シルヴィア、シャルロットについて知る。
「まぁ、お美しゅうございます、シルヴィア様」
「そ、そう?ありがとう」
シルヴィアはドレスの端を持ち、膝を折ってお辞儀をする。勿論リリアンナは数秒と経たないうちに辞めさせる。
「それではシャルロット様の所へ参りましょうか」
リリアンナはシルヴィアを先導するかのように前に立つ。実際、シルヴィアを先導するのはリリアンナの役目だ。シルヴィアにはこの王宮の知識がない。
王族の住まい、王都ジェズアルドに位置する王宮、チェルゼン宮殿は迷宮としてその名を知られていた。当代の王族ですら知り得ない通路や空き部屋、そしてそれらに隠される秘宝があると専らの噂だ。勿論、噂にすぎず本当である確証は無いのだが。
「シャルロット様はどんな方なのですか?」
「シャルロット様は大変美しく、気位の高い方です。ですが王妹ということを鼻にかけたりせず、民にも平等に接するお優しい方です。王族に生まれていなければ王妃に相応しいのはこの方だったでしょう」
内親王は、逆立ちしたって王妃にはなれない。皆、シャルロットが王妹に生まれたことを残念に思っているのだとか。

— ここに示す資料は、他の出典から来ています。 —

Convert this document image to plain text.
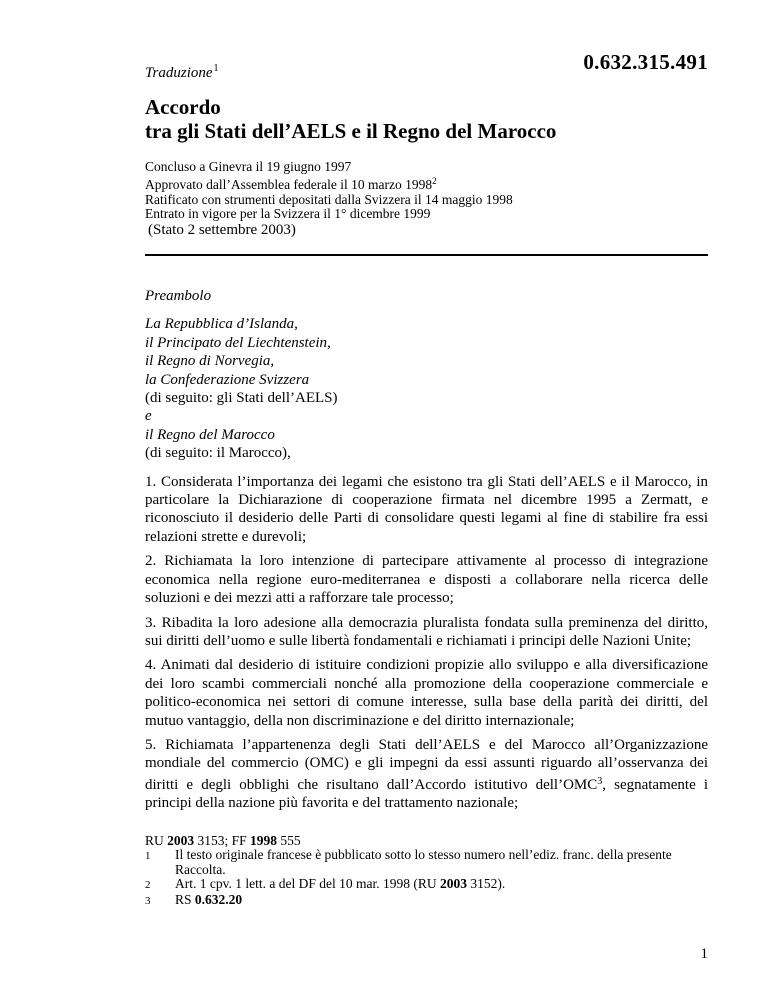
Traduzione$^1$	0.632.315.491
Accordo
tra gli Stati dell’AELS e il Regno del Marocco
Concluso a Ginevra il 19 giugno 1997
Approvato dall’Assemblea federale il 10 marzo 1998$^2$
Ratificato con strumenti depositati dalla Svizzera il 14 maggio 1998
Entrato in vigore per la Svizzera il 1° dicembre 1999
(Stato 2 settembre 2003)
Preambolo
La Repubblica d’Islanda,
il Principato del Liechtenstein,
il Regno di Norvegia,
la Confederazione Svizzera
(di seguito: gli Stati dell’AELS)
e
il Regno del Marocco
(di seguito: il Marocco),

1. Considerata l’importanza dei legami che esistono tra gli Stati dell’AELS e il Marocco, in particolare la Dichiarazione di cooperazione firmata nel dicembre 1995 a Zermatt, e riconosciuto il desiderio delle Parti di consolidare questi legami al fine di stabilire fra essi relazioni strette e durevoli;

2. Richiamata la loro intenzione di partecipare attivamente al processo di integrazione economica nella regione euro-mediterranea e disposti a collaborare nella ricerca delle soluzioni e dei mezzi atti a rafforzare tale processo;

3. Ribadita la loro adesione alla democrazia pluralista fondata sulla preminenza del diritto, sui diritti dell’uomo e sulle libertà fondamentali e richiamati i principi delle Nazioni Unite;

4. Animati dal desiderio di istituire condizioni propizie allo sviluppo e alla diversificazione dei loro scambi commerciali nonché alla promozione della cooperazione commerciale e politico-economica nei settori di comune interesse, sulla base della parità dei diritti, del mutuo vantaggio, della non discriminazione e del diritto internazionale;

5. Richiamata l’appartenenza degli Stati dell’AELS e del Marocco all’Organizzazione mondiale del commercio (OMC) e gli impegni da essi assunti riguardo all’osservanza dei diritti e degli obblighi che risultano dall’Accordo istitutivo dell’OMC$^3$, segnatamente i principi della nazione più favorita e del trattamento nazionale;

RU 2003 3153; FF 1998 555
1	Il testo originale francese è pubblicato sotto lo stesso numero nell’ediz. franc. della presente Raccolta.
2	Art. 1 cpv. 1 lett. a del DF del 10 mar. 1998 (RU 2003 3152).
3	RS 0.632.20
1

「先代の王、そして現陛下も他国の王へ嫁ぐように何度も説得されました。しかし、シャルロット様は大変兄上様である国王陛下のことを……その……お好きでらっしゃいまして」
リリアンナは言いづらそうに口ごもる。
「お兄様と離れるのは嫌、と結婚話を突っ撥ねてらっしゃいます」
「まぁ……」
聞いたところ、シャルロットは重度のブラコンらしい。シルヴィア自体も兄姉弟達のことは大好きだったため、気持ちはわからないでもない。シルヴィアと違うところは、シャルロットは他の兄弟には見向きもせず、国王陛下を一心に慕っている所か。
「そして大変、贅沢好きな方です。まあ、キチンと自制心をお持ちなのがせめてもの救いですが。ことあるごとに陛下に金銀をねだってらっしゃいます」
「えぇぇ……」
シルヴィアとして、それはいただけない。陛下におねだり?もしかして民からの税等を使っているのだろうか。
シルヴィアの不安を読み取ってか、リリアンナが口を開く。
「シャルロット様は趣味の洋裁でご自分でお金を稼いでらっしゃいます。シャルロット様の腕はそれはそれは見事で。どれだけ高かろうと貴族の皆様はこぞってお買い求めになられます。陛下にねだったお金で布や装飾品を買っているのです」
シャルロットは幼い頃から母である皇太后、パーシーに洋裁を習っているのだ。6歳になる頃には母の手じゃ飽き足らず、洋裁の家庭教師を雇うようになり、その頭角をメキメキと現したとか。